Sigit memulai pekerjaannya pada pukul 7 pagi. Hal ini dilakukan agar sampai di pangkalan tepat pukul 8. Bersama kuda kesayangannya si gembhul, Ia menelusuri kota Bantul menuju Malioboro.
Walau si gembhul sedang mengandung 7 bulan, pekerjaan ini tetap dilakukan. Katanya, untuk olahraga si gembhul. Seperti biasa, Sigit memarkirkan andongnya di depan Hamzah Batik. Namun apabila penuh, Sigit mangkal di depan GPIB Marga Mulya.
Pekerjaan ini dilakukan hingga pukul 1 siang. Walau hari itu tak ada penumpang, Ia tetap pulang. "Saya tidak ada kerjaan sampingan, pekerjaan saya hanya ini," ungkap Sigit.
Sigit bercerita, dirinya pernah merasakan berminggu-minggu tidak ada penumpang. Saat saya tanya kapan itu terjadi, Sigit menjawab pada saat bulan puasa.
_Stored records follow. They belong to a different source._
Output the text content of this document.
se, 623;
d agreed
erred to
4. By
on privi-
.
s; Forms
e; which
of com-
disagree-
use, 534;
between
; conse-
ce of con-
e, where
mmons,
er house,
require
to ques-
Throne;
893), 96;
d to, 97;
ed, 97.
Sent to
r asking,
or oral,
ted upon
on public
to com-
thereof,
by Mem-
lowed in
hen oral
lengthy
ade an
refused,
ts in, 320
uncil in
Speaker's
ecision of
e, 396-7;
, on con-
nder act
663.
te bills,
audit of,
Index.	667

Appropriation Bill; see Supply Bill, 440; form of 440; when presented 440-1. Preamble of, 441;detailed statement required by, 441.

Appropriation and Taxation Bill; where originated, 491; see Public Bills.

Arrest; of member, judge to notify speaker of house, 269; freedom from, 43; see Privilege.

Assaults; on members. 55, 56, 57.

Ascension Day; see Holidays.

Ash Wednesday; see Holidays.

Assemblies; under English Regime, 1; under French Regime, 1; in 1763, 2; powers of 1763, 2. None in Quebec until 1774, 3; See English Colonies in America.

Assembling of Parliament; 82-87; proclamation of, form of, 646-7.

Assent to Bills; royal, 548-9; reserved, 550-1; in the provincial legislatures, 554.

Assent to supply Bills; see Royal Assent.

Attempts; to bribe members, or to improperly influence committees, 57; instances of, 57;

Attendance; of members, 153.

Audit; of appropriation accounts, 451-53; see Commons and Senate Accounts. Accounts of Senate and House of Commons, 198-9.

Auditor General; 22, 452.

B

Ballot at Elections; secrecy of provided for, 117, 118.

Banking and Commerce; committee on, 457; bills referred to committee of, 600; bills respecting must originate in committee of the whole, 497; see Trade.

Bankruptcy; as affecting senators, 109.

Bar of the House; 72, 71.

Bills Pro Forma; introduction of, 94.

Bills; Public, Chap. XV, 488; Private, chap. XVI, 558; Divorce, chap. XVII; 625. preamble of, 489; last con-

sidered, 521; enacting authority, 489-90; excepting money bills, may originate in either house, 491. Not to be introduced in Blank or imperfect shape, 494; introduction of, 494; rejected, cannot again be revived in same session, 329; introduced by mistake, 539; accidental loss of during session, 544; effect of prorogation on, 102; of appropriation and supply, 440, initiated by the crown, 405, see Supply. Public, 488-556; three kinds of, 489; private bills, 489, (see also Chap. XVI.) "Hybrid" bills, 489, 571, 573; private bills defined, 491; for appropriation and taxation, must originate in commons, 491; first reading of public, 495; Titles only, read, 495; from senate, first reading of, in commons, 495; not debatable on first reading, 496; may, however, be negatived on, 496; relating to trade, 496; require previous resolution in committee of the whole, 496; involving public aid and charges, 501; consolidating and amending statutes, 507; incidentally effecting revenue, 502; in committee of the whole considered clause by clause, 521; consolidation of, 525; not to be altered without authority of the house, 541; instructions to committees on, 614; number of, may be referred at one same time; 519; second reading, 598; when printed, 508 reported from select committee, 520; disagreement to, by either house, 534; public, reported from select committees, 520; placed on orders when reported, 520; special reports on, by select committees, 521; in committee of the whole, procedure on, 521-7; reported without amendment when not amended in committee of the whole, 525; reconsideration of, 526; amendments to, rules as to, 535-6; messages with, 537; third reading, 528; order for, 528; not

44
Namun, kejadian meresahkan itu dibayar saat hari raya Idul Fitri.
Pada hari raya, satu kali tarikan dibanderol harga Rp150.000,00 sampai Rp200.000,00/ satu rute panjang. Untuk rute yang ditawarkan, dari Hamzah Batik menuju Kraton, kemudian ke arah pusatnya Bakpia Pathuk. Setelah itu, menuju Malioboro melalui Pasar Kembang.
Sedangkan pada hari biasa, harga yang diberikan Sigit sebesar Rp100.000,00 hingga Rp150.000,00. Tergantung rute panjang atau pendek yang dipilih penumpang.